MemoryError on Raspberry Pi 2

Hello,

I am trying to train this on a Raspberry 2 which has 512MBs of RAM. I reduced the original Google Commands Dataset into 12 classes and 34000 training samples and I am using a Resnet model with 8 layers.

class ResNet(BaseModel):
    def __init__(self, config):
        super().__init__()
        self.n_layers = config["n_layers"]
        n_maps = config["n_feature_maps"]

        self.layers = nn.ModuleDict()

        self.layers["conv_0"] = nn.Conv2d(1, n_maps, (3, 3), padding=1, bias=False)

        for i in range(1, self.n_layers + 1):
            if config["use_dilation"]:
                padding_size = int(2**((i-1) // 3))
                dilation_size = int(2**((i-1) // 3))
                self.layers[f"conv_{i}"] = nn.Conv2d(n_maps, n_maps, (3, 3), padding=padding_size, dilation=dilation_size, bias=False)
            else:
                self.layers[f"conv_{i}"] = nn.Conv2d(n_maps, n_maps, (3, 3), padding=1, bias=False)
            self.layers[f"bn_{i}"] = nn.BatchNorm2d(n_maps, affine=False)

        if "pool" in config:
            self.layers["pool"] = nn.AvgPool2d(config["pool"])

        self.layers["output"] = nn.Linear(n_maps, config["n_labels"])

        self.activations = nn.ModuleDict({
            "relu": nn.ReLU()
        })

    def forward(self, x):
        x = x.unsqueeze(1)
        x = self.layers["conv_0"](x)
        x = self.activations["relu"](x)

        if "pool" in self.layers:
            x = self.layers["pool"](x)

        prev_x = x
        for i in range(1, self.n_layers + 1):
            x = self.layers[f"conv_{i}"](x)
            x = self.activations["relu"](x)

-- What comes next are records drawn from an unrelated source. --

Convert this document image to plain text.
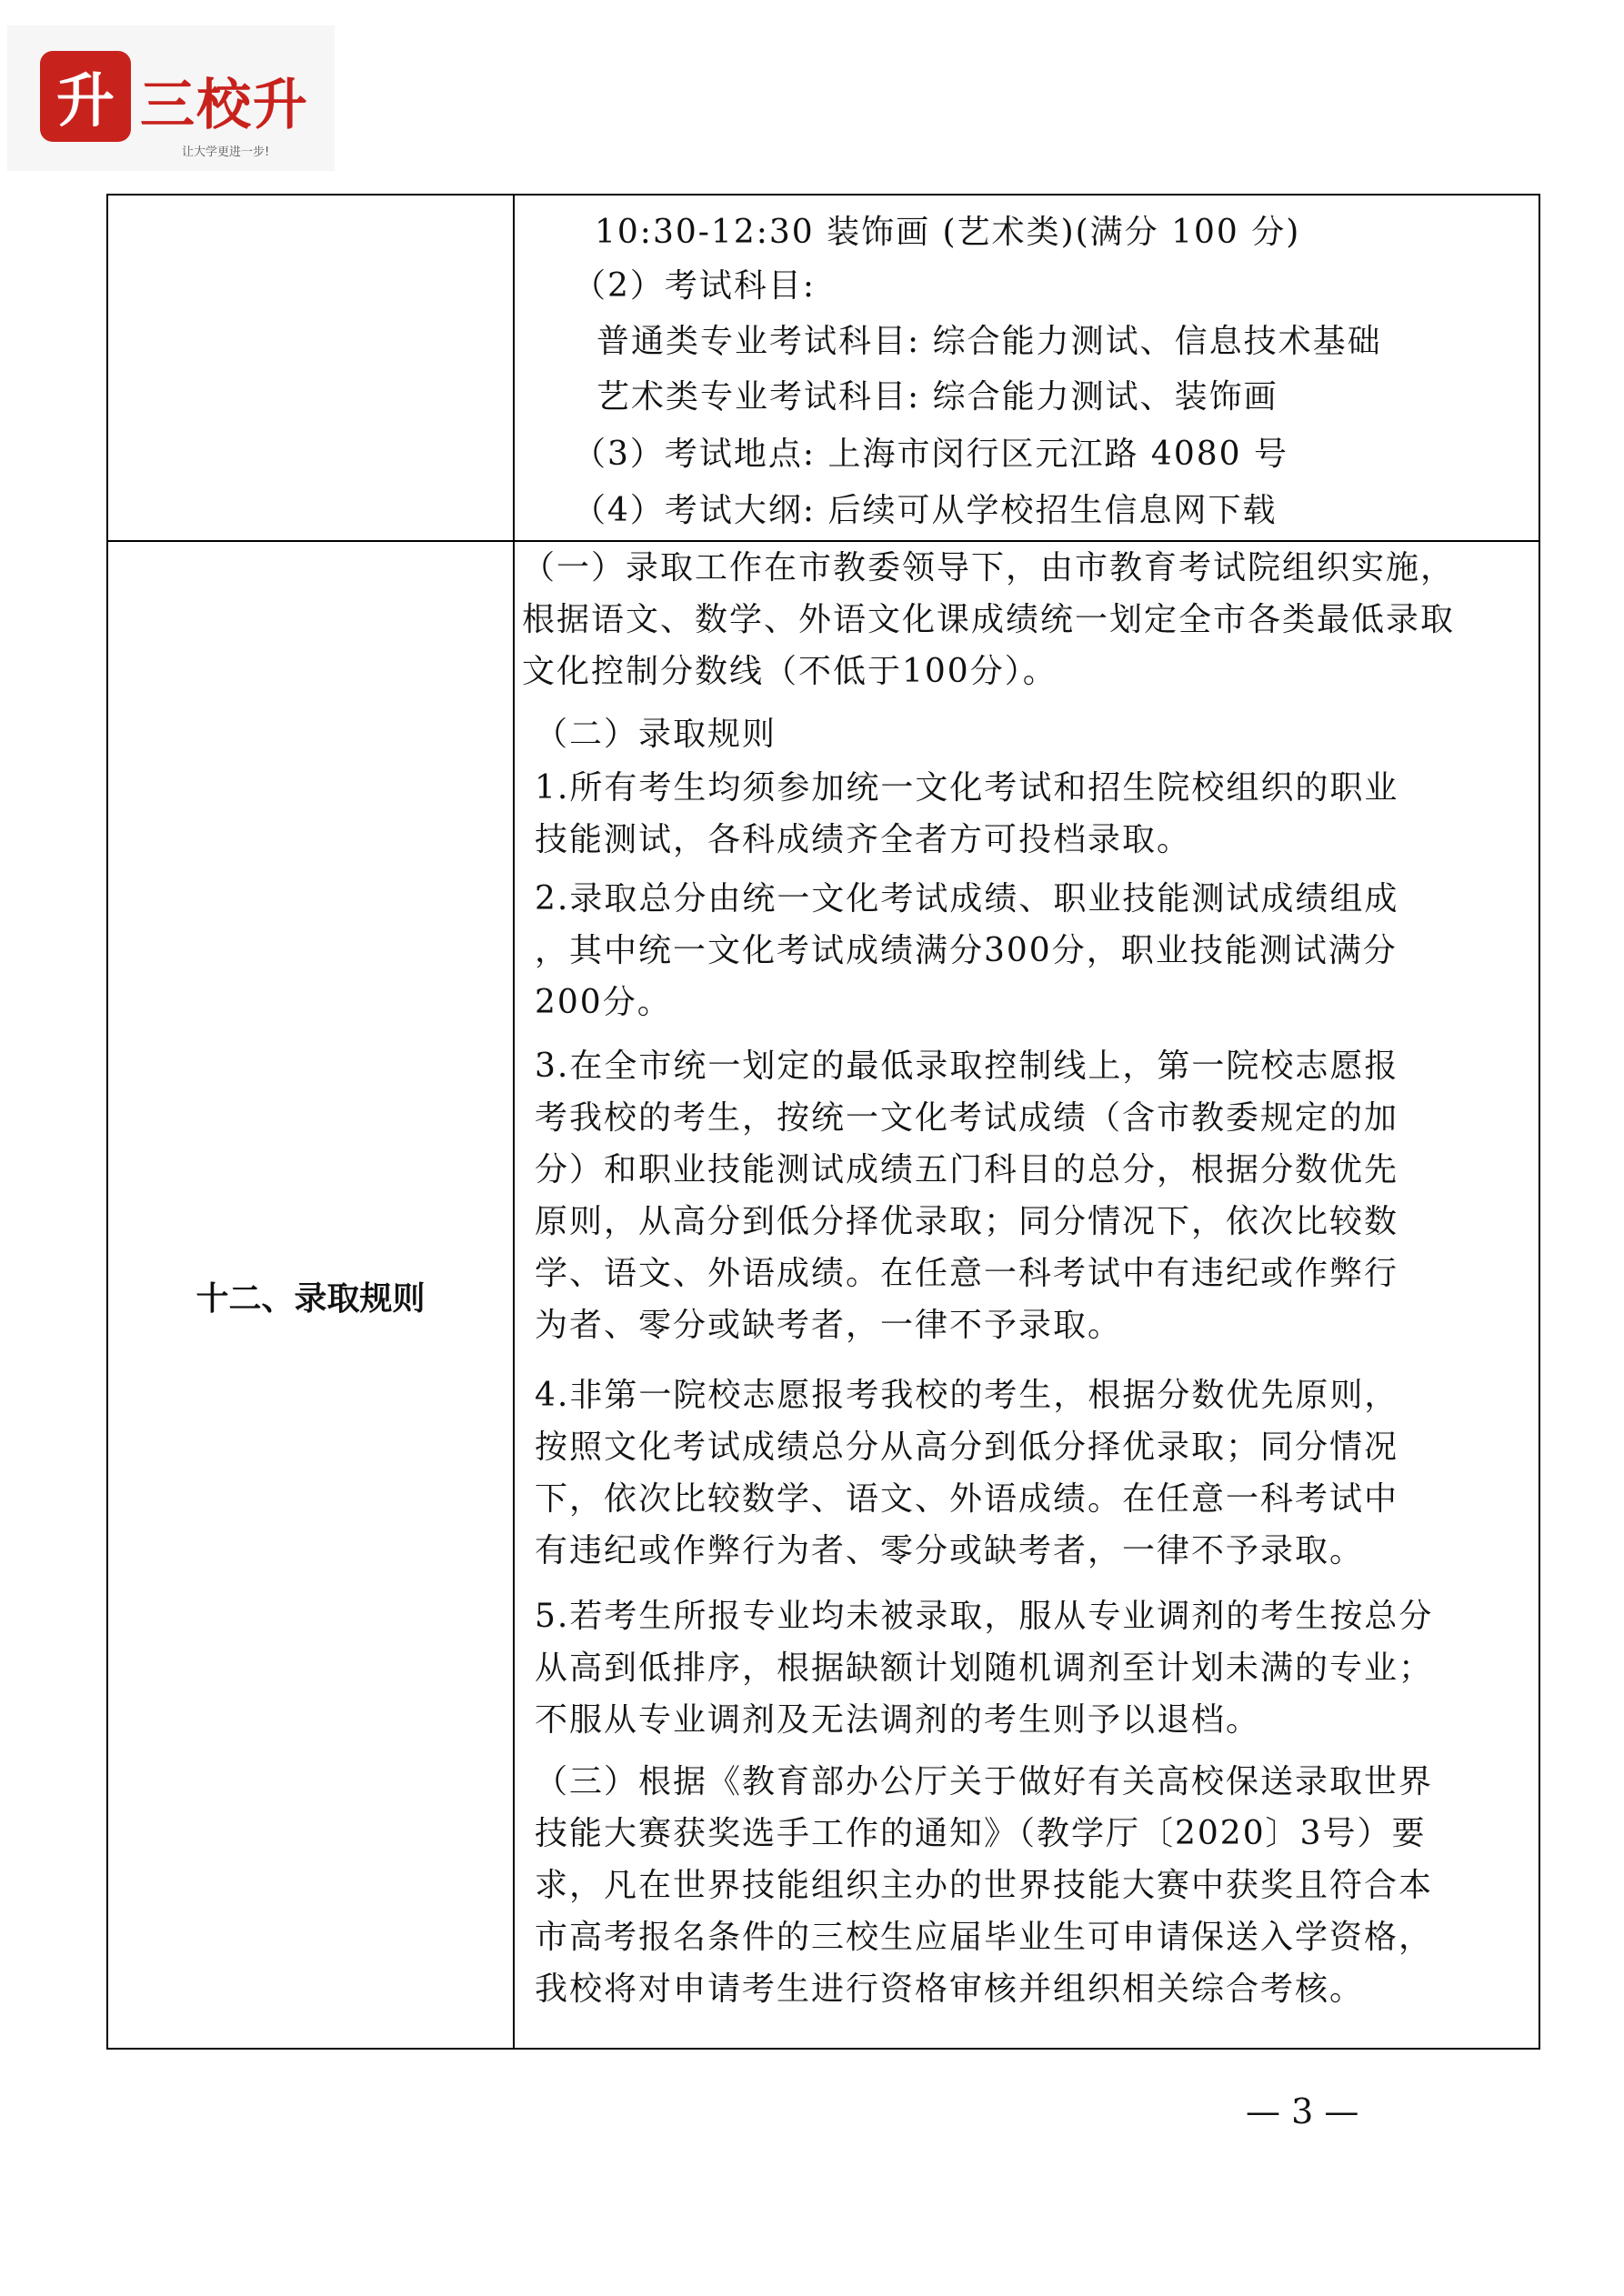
升 三校升
让大学更进一步!

10:30-12:30 装饰画 (艺术类)(满分 100 分)

（2）考试科目:

普通类专业考试科目: 综合能力测试、信息技术基础

艺术类专业考试科目: 综合能力测试、装饰画

（3）考试地点: 上海市闵行区元江路 4080 号

（4）考试大纲: 后续可从学校招生信息网下载

十二、录取规则
（一）录取工作在市教委领导下，由市教育考试院组织实施，
根据语文、数学、外语文化课成绩统一划定全市各类最低录取
文化控制分数线（不低于100分）。
（二）录取规则
1.所有考生均须参加统一文化考试和招生院校组织的职业
技能测试，各科成绩齐全者方可投档录取。
2.录取总分由统一文化考试成绩、职业技能测试成绩组成
，其中统一文化考试成绩满分300分，职业技能测试满分
200分。
3.在全市统一划定的最低录取控制线上，第一院校志愿报
考我校的考生，按统一文化考试成绩（含市教委规定的加
分）和职业技能测试成绩五门科目的总分，根据分数优先
原则，从高分到低分择优录取；同分情况下，依次比较数
学、语文、外语成绩。在任意一科考试中有违纪或作弊行
为者、零分或缺考者，一律不予录取。
4.非第一院校志愿报考我校的考生，根据分数优先原则，
按照文化考试成绩总分从高分到低分择优录取；同分情况
下，依次比较数学、语文、外语成绩。在任意一科考试中
有违纪或作弊行为者、零分或缺考者，一律不予录取。
5.若考生所报专业均未被录取，服从专业调剂的考生按总分
从高到低排序，根据缺额计划随机调剂至计划未满的专业；
不服从专业调剂及无法调剂的考生则予以退档。
（三）根据《教育部办公厅关于做好有关高校保送录取世界
技能大赛获奖选手工作的通知》（教学厅〔2020〕3号）要
求，凡在世界技能组织主办的世界技能大赛中获奖且符合本
市高考报名条件的三校生应届毕业生可申请保送入学资格，
我校将对申请考生进行资格审核并组织相关综合考核。
— 3 —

            if i % 2 == 0:
                x = x + prev_x
                prev_x = x

            x = self.layers[f"bn_{i}"](x)

        x = x.view(x.size(0), x.size(1), -1) # shape: (batch, features, o3)
        x = x.mean(2)
        x = self.layers["output"](x)
        return x

It can be trained successfully on my laptop, however, I get MemoryError on the rpi2. I split the wav list thus they all won’t be loaded to the memory at once. (There are almost 1,5 GBs of wav files, rpi2 has only 512 MBs of RAM) I set --num_workers argument to 0. (CPU memory gradually leaks when num_workers > 0 in the DataLoader) However I can’t solve the problem.

Environment:
PyTorch Version: 1.3.0
Python version: 3.7.3
OS: Raspbian GNU/Linux 10 (buster)
CPU: armv7l

What could be the problem?

Thank you so much!

Could you reduce the batch size to a single sample and rerun the code, in case your current batch size is larger?
If that doesn’t help, could you remove the data loading as a debugging step and feed a single sample as x = torch.randn(...) to the model to check the memory usage?

1 Like

Thank you so much for the reply!

I’ve tried with batch_size=1 and got the same error. With a random tensor, the memory usage is 0.004444MB.

This would most likely point to the data loading pipeline using a lot of memory.
If I understand this loader correctly, the wav files are all preloaded and just indexed in the __getiteim__ method?
If so, try to use lazy loading and try to move the actual data loading into the __getitem__ method while the __init__ method gets the paths etc.